Filmden kısaca bahsetmem gerekirse; gençlerimiz neşe ve muhabbet içinde yolculuklarına devam ederken birden arabalarının lastiği patlıyor, durmak zorunda kalıyorlar ve iyi siperlenmiş bir keskin nişancı tarafından teker teker avlanmaya başlıyorlar. Yaz sıcağında bir arabanın ve bir kütüğün arkasına (korku filmlerindeki siyahi karakterlerin dışlanmışlığı ve şanssızlığı) gizlenmiş olan kardeşlerimizin kurtulmak için zeki ve sabırlı olması gerek. İşte 1.5 saat boyunca onların yaşam mücadelesine tanık olmaktayız ama aslında burada pek bir mücadele yok. Daha çok şimdi sıra kimde ve nasıl ölecek durumu var ki o da 80’ler slasherlarının en büyük alamet-i farikasıdır.

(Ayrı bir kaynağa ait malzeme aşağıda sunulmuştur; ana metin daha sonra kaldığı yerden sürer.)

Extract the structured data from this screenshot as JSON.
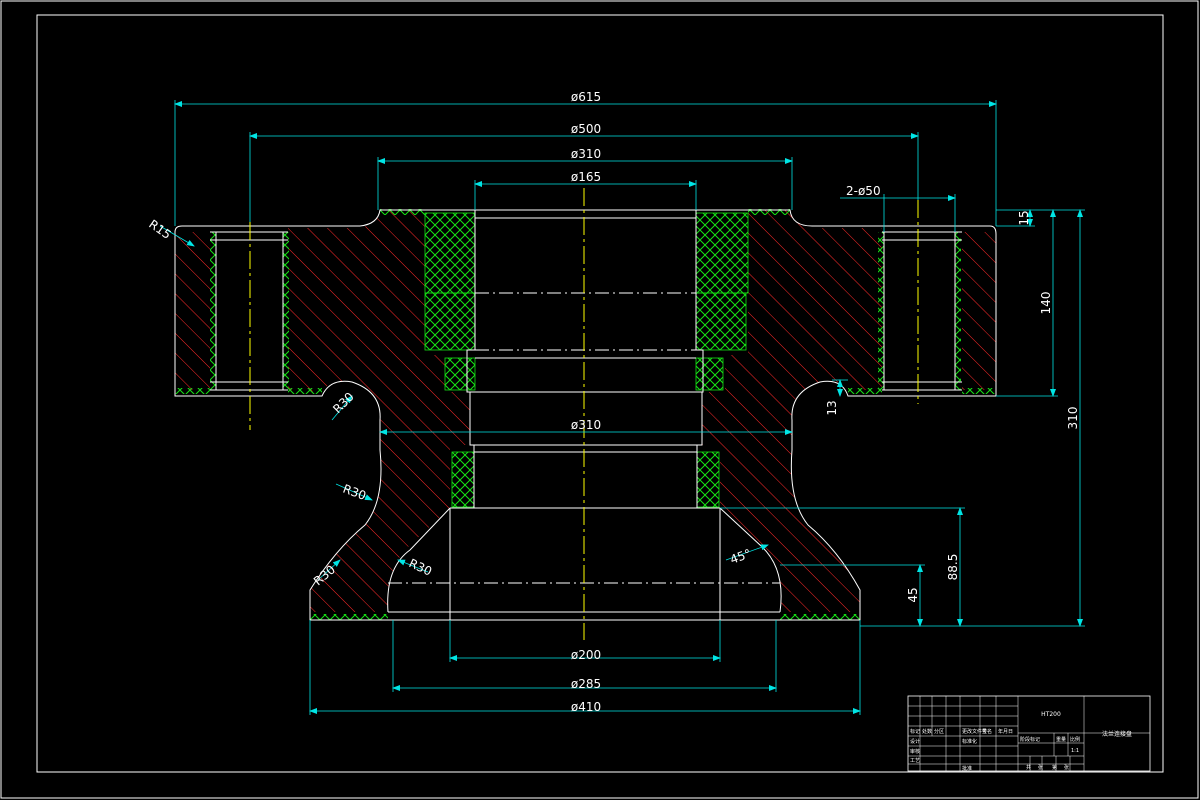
{
  "colors": {
    "background": "#000000",
    "outline": "#ffffff",
    "hatch": "#ff2a2a",
    "crosshatch": "#16e316",
    "dimension": "#00e5e5",
    "centerline": "#ffff00"
  },
  "dimensions": {
    "d615": "ø615",
    "d500": "ø500",
    "d310_top": "ø310",
    "d165": "ø165",
    "holes": "2-ø50",
    "r15": "R15",
    "r30_a": "R30",
    "r30_b": "R30",
    "r30_c": "R30",
    "r30_d": "R30",
    "d310_mid": "ø310",
    "angle45": "45°",
    "d200": "ø200",
    "d285": "ø285",
    "d410": "ø410",
    "h15": "15",
    "h140": "140",
    "h13": "13",
    "h310": "310",
    "h88_5": "88.5",
    "h45": "45"
  },
  "title_block": {
    "material": "HT200",
    "part_name": "法兰连接盘",
    "row_labels": [
      "标记",
      "设计",
      "审核",
      "工艺"
    ],
    "col_labels": [
      "处数",
      "分区",
      "更改文件号",
      "签名",
      "年月日"
    ],
    "stage_label": "阶段标记",
    "weight_label": "重量",
    "scale_label": "比例",
    "scale_value": "1:1",
    "standard_label": "标准化",
    "approve_label": "批准",
    "sheet_labels": [
      "共",
      "张",
      "第",
      "张"
    ]
  }
}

Godzilla filmi (Gojira: Fainaru uôzu – 2004) yönetmişliği bile olan ama bizim daha çok Azumi ve The Midnight Meat Train ( o da ülkemizde Dehşet Treni adıyla gösterilmişti) ile tanıdığımız kansever sinemacı Ryûhei Kitamura’nın bu işi daha çok fantastik film festivallerinde gösterilmiş ya da (Almanya’da) ev sinemasına sunulmuş bir film. Filmi izledikten sonra neden böyle olduğunu tahmin etmek güç değil. 90 dakikalık bir sebepsiz şiddet gösterisi olan Dehşet Yolu, tam da korku film festivali takipçisinin hoşuna gidecek ögeler barındırıyor. Nedir bunlar? Sayalım: türün atalarına göndermeler yaparak seyirciyi hissettirmek ve şiddeti göstermekten geri durmayarak salondaki kalabalığa çığlık attırmak.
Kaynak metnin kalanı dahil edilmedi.